# Homogeneous Differential Equations

## Homogeneous Differential Equations

A differential equation of the form $$\frac{dy}{dx}=\frac{{{f}_{1}}\left( x,\,y \right)}{{{f}_{2}}\left( x,\,y \right)}$$, where f₁ (x, y) and f₂ (x, y) are homogeneous functions of x and y of the same degree, is called a homogeneous equation.

For solving such equations, put y = υx and $$\frac{dy}{dx}=\upsilon +x\frac{d\upsilon }{dx}$$,

These substitutions transform the given equation into an equation of the form $$\upsilon +x\frac{d\upsilon }{dx}=f\left( \upsilon \right)$$,

i.e., $$x\frac{d\upsilon }{dx}=f\left( \upsilon \right)-\upsilon$$,

The variables are now separable. Separating the variables and integrating, we get $$\int{\frac{d\upsilon }{f\left( \upsilon \right)-\upsilon }}=\log x+C$$,

Where C is an arbitrary constant.

Now, replacing r by (y/ x) a factor integration, we get the required solution.

Example: Find the solution of the differential equation (x – y) dy – (x + y) dx = 0.

Solution: Given, (x – y) dy – (x + y) dx = 0

(x – y) dy = (x + y) dx

$$\frac{dy}{dx}=\frac{x+y}{x-y}$$ … (i)

Thus, the given differential equation is homogeneous.
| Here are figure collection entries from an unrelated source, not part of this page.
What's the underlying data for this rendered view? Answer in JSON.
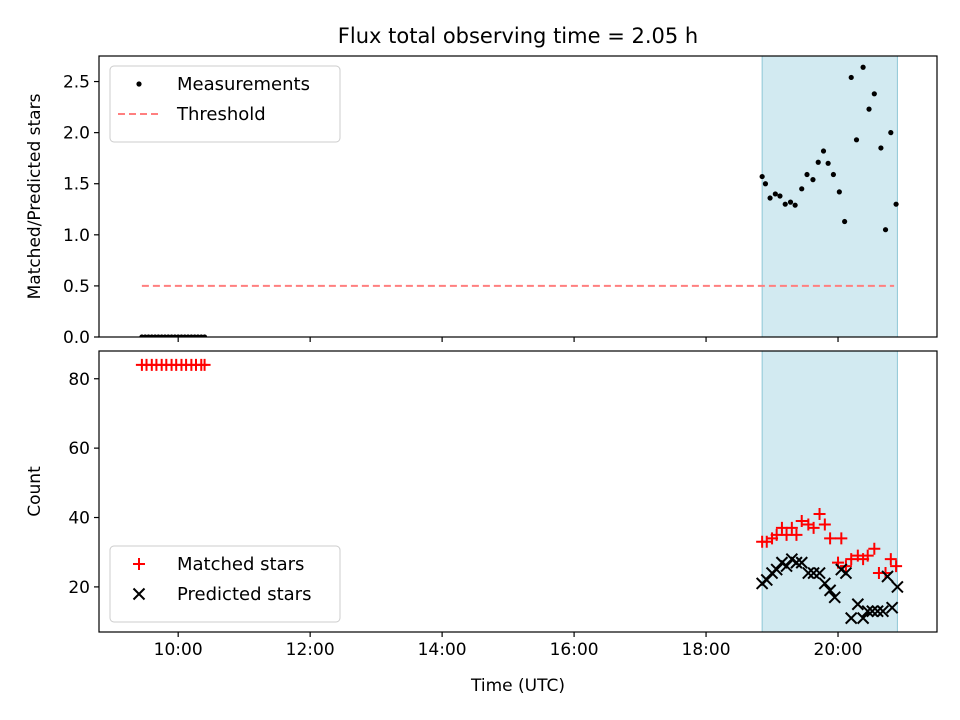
{
  "chart_data": {
    "title": "Flux total observing time = 2.05 h",
    "x_axis": {
      "label": "Time (UTC)",
      "unit": "hours",
      "range": [
        8.8,
        21.5
      ],
      "ticks": [
        {
          "value": 10,
          "label": "10:00"
        },
        {
          "value": 12,
          "label": "12:00"
        },
        {
          "value": 14,
          "label": "14:00"
        },
        {
          "value": 16,
          "label": "16:00"
        },
        {
          "value": 18,
          "label": "18:00"
        },
        {
          "value": 20,
          "label": "20:00"
        }
      ]
    },
    "shaded_interval": {
      "x": [
        18.85,
        20.9
      ],
      "color": "#add8e6"
    },
    "panels": [
      {
        "type": "scatter",
        "ylabel": "Matched/Predicted stars",
        "ylim": [
          0,
          2.75
        ],
        "yticks": [
          "0.0",
          "0.5",
          "1.0",
          "1.5",
          "2.0",
          "2.5"
        ],
        "legend": {
          "placement": "upper-left"
        },
        "series": [
          {
            "name": "Measurements",
            "marker": "dot",
            "color": "#000000",
            "points": [
              [
                9.45,
                0
              ],
              [
                9.5,
                0
              ],
              [
                9.55,
                0
              ],
              [
                9.6,
                0
              ],
              [
                9.65,
                0
              ],
              [
                9.7,
                0
              ],
              [
                9.75,
                0
              ],
              [
                9.8,
                0
              ],
              [
                9.85,
                0
              ],
              [
                9.9,
                0
              ],
              [
                9.95,
                0
              ],
              [
                10.0,
                0
              ],
              [
                10.05,
                0
              ],
              [
                10.1,
                0
              ],
              [
                10.15,
                0
              ],
              [
                10.2,
                0
              ],
              [
                10.25,
                0
              ],
              [
                10.3,
                0
              ],
              [
                10.35,
                0
              ],
              [
                10.4,
                0
              ],
              [
                18.85,
                1.57
              ],
              [
                18.9,
                1.5
              ],
              [
                18.97,
                1.36
              ],
              [
                19.05,
                1.4
              ],
              [
                19.12,
                1.38
              ],
              [
                19.2,
                1.3
              ],
              [
                19.28,
                1.32
              ],
              [
                19.35,
                1.29
              ],
              [
                19.45,
                1.45
              ],
              [
                19.53,
                1.59
              ],
              [
                19.62,
                1.54
              ],
              [
                19.7,
                1.71
              ],
              [
                19.78,
                1.82
              ],
              [
                19.85,
                1.7
              ],
              [
                19.93,
                1.59
              ],
              [
                20.02,
                1.42
              ],
              [
                20.1,
                1.13
              ],
              [
                20.2,
                2.54
              ],
              [
                20.28,
                1.93
              ],
              [
                20.38,
                2.64
              ],
              [
                20.47,
                2.23
              ],
              [
                20.55,
                2.38
              ],
              [
                20.65,
                1.85
              ],
              [
                20.72,
                1.05
              ],
              [
                20.8,
                2.0
              ],
              [
                20.88,
                1.3
              ]
            ]
          },
          {
            "name": "Threshold",
            "line": "dashed",
            "color": "#ff7f7f",
            "points": [
              [
                9.45,
                0.5
              ],
              [
                20.85,
                0.5
              ]
            ]
          }
        ]
      },
      {
        "type": "scatter",
        "ylabel": "Count",
        "ylim": [
          7,
          88
        ],
        "yticks": [
          "20",
          "40",
          "60",
          "80"
        ],
        "legend": {
          "placement": "lower-left"
        },
        "series": [
          {
            "name": "Matched stars",
            "marker": "plus",
            "color": "#ff0000",
            "points": [
              [
                9.45,
                84
              ],
              [
                9.52,
                84
              ],
              [
                9.6,
                84
              ],
              [
                9.67,
                84
              ],
              [
                9.75,
                84
              ],
              [
                9.82,
                84
              ],
              [
                9.9,
                84
              ],
              [
                9.97,
                84
              ],
              [
                10.05,
                84
              ],
              [
                10.12,
                84
              ],
              [
                10.2,
                84
              ],
              [
                10.27,
                84
              ],
              [
                10.35,
                84
              ],
              [
                10.4,
                84
              ],
              [
                18.85,
                33
              ],
              [
                18.92,
                33
              ],
              [
                19.0,
                34
              ],
              [
                19.07,
                35
              ],
              [
                19.15,
                37
              ],
              [
                19.22,
                35
              ],
              [
                19.3,
                37
              ],
              [
                19.37,
                35
              ],
              [
                19.45,
                39
              ],
              [
                19.55,
                38
              ],
              [
                19.63,
                37
              ],
              [
                19.72,
                41
              ],
              [
                19.8,
                38
              ],
              [
                19.88,
                34
              ],
              [
                20.0,
                27
              ],
              [
                20.05,
                34
              ],
              [
                20.12,
                26
              ],
              [
                20.2,
                28
              ],
              [
                20.3,
                29
              ],
              [
                20.38,
                28
              ],
              [
                20.45,
                29
              ],
              [
                20.55,
                31
              ],
              [
                20.62,
                24
              ],
              [
                20.72,
                24
              ],
              [
                20.8,
                28
              ],
              [
                20.88,
                26
              ]
            ]
          },
          {
            "name": "Predicted stars",
            "marker": "x",
            "color": "#000000",
            "points": [
              [
                18.85,
                21
              ],
              [
                18.92,
                22
              ],
              [
                19.0,
                24
              ],
              [
                19.07,
                25
              ],
              [
                19.15,
                27
              ],
              [
                19.22,
                26
              ],
              [
                19.3,
                28
              ],
              [
                19.37,
                27
              ],
              [
                19.45,
                27
              ],
              [
                19.55,
                24
              ],
              [
                19.63,
                24
              ],
              [
                19.72,
                24
              ],
              [
                19.8,
                21
              ],
              [
                19.88,
                19
              ],
              [
                19.95,
                17
              ],
              [
                20.05,
                25
              ],
              [
                20.12,
                24
              ],
              [
                20.2,
                11
              ],
              [
                20.3,
                15
              ],
              [
                20.38,
                11
              ],
              [
                20.45,
                13
              ],
              [
                20.52,
                13
              ],
              [
                20.6,
                13
              ],
              [
                20.68,
                13
              ],
              [
                20.75,
                23
              ],
              [
                20.82,
                14
              ],
              [
                20.9,
                20
              ]
            ]
          }
        ]
      }
    ]
  }
}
So, put y = υx ⇒ $$\frac{dy}{dx}=v+x\frac{dv}{dx}$$,

On putting values of dy/ dx and y in Eq. (i), we get

$$v+x\frac{dv}{dx}=\frac{x+vx}{x-vx}\Rightarrow v+x\frac{dv}{dx}=\frac{1+v}{1-v}$$,

$$x\frac{dv}{dx}=\frac{1+v}{1-v}-v\Rightarrow x\frac{dv}{dx}=\frac{1+v-v+{{v}^{2}}}{1-v}$$,

$$\frac{1-v}{1+{{v}^{2}}}dv=\frac{dx}{x}$$,

On integrating both sides, we get

$$\int{\frac{1-v}{1+{{v}^{2}}}}\,dv=\int{\frac{dx}{x}\Rightarrow\int{\frac{1}{1+{{v}^{2}}}dv}-\int{\frac{v}{1+{{v}^{2}}}dx}=\log |x|+C}$$,

Let 1 + v² = t ⇒ $$2v=\frac{dt}{dv}\Rightarrow dv=\frac{dt}{2v}$$,

∴ $${{\tan }^{-1}}v-\int{\frac{v}{t}}\times \frac{dt}{2v}=\log |x|+C$$,

tan⁻¹ v = ½ log |t| = log |x| + C

2 tan⁻¹ v – [log (1 + v²) + 2 log x] = 2 C [put t = 1 + v²]
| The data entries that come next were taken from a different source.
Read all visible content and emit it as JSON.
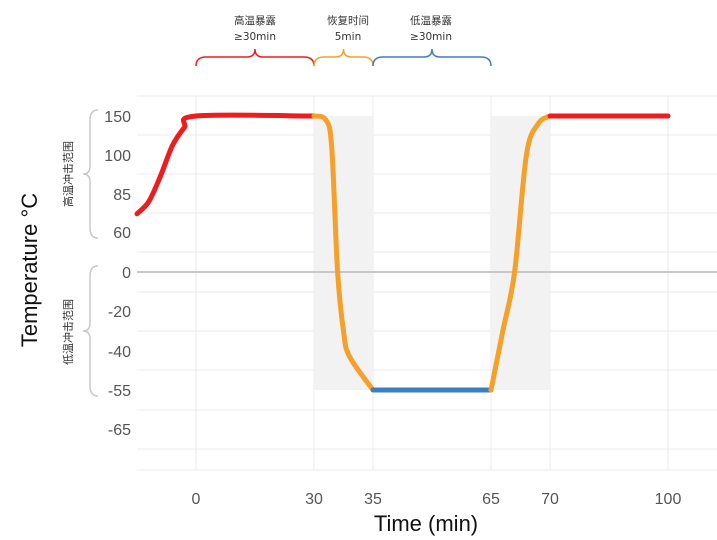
{
  "chart_data": {
    "type": "line",
    "xlabel": "Time  (min)",
    "ylabel": "Temperature  °C",
    "x_ticks": [
      "0",
      "30",
      "35",
      "65",
      "70",
      "100"
    ],
    "y_ticks": [
      "150",
      "100",
      "85",
      "60",
      "0",
      "-20",
      "-40",
      "-55",
      "-65"
    ],
    "phases": [
      {
        "label": "高温暴露",
        "sublabel": "≥30min",
        "x_start": 0,
        "x_end": 30,
        "color": "#ee1c1c"
      },
      {
        "label": "恢复时间",
        "sublabel": "5min",
        "x_start": 30,
        "x_end": 35,
        "color": "#f5a02a"
      },
      {
        "label": "低温暴露",
        "sublabel": "≥30min",
        "x_start": 35,
        "x_end": 65,
        "color": "#3d7ec2"
      }
    ],
    "range_labels": {
      "high": "高温冲击范围",
      "low": "低温冲击范围"
    },
    "shaded_x_ranges": [
      [
        30,
        35
      ],
      [
        65,
        70
      ]
    ],
    "series": [
      {
        "color": "#ee1c1c",
        "points": [
          [
            -10,
            72
          ],
          [
            -8,
            80
          ],
          [
            -6,
            92
          ],
          [
            -4,
            112
          ],
          [
            -2,
            135
          ],
          [
            0,
            150
          ],
          [
            30,
            150
          ]
        ]
      },
      {
        "color": "#f5a02a",
        "points": [
          [
            30,
            150
          ],
          [
            31,
            145
          ],
          [
            31.5,
            110
          ],
          [
            32,
            0
          ],
          [
            32.5,
            -30
          ],
          [
            33,
            -42
          ],
          [
            35,
            -55
          ]
        ]
      },
      {
        "color": "#3d7ec2",
        "points": [
          [
            35,
            -55
          ],
          [
            65,
            -55
          ]
        ]
      },
      {
        "color": "#f5a02a",
        "points": [
          [
            65,
            -55
          ],
          [
            66,
            -30
          ],
          [
            67,
            0
          ],
          [
            68,
            100
          ],
          [
            69,
            140
          ],
          [
            70,
            150
          ]
        ]
      },
      {
        "color": "#ee1c1c",
        "points": [
          [
            70,
            150
          ],
          [
            100,
            150
          ]
        ]
      }
    ],
    "zero_line": 0,
    "grid": true,
    "colors": {
      "high": "#ee1c1c",
      "recovery": "#f5a02a",
      "low": "#3d7ec2",
      "grid": "#ebebeb",
      "shade": "#f2f2f2",
      "zero": "#c8c8c8",
      "brace": "#c8c8c8"
    }
  }
}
2 tan⁻¹ v – log [(1 + v²) x²] = 2C

$$2{{\tan }^{-1}}\frac{y}{x}-\log \left[ \left( \frac{{{x}^{2}}+{{y}^{2}}}{{{x}^{2}}} \right){{x}^{2}} \right]=2C$$ (Put v = y/ x)

2 tan⁻¹ (y/ x) – log (x² + y²) = 2 C

tan⁻¹ (y/ x) – ½ log (x² + y²) = C

This is the required solution of the given differential equation.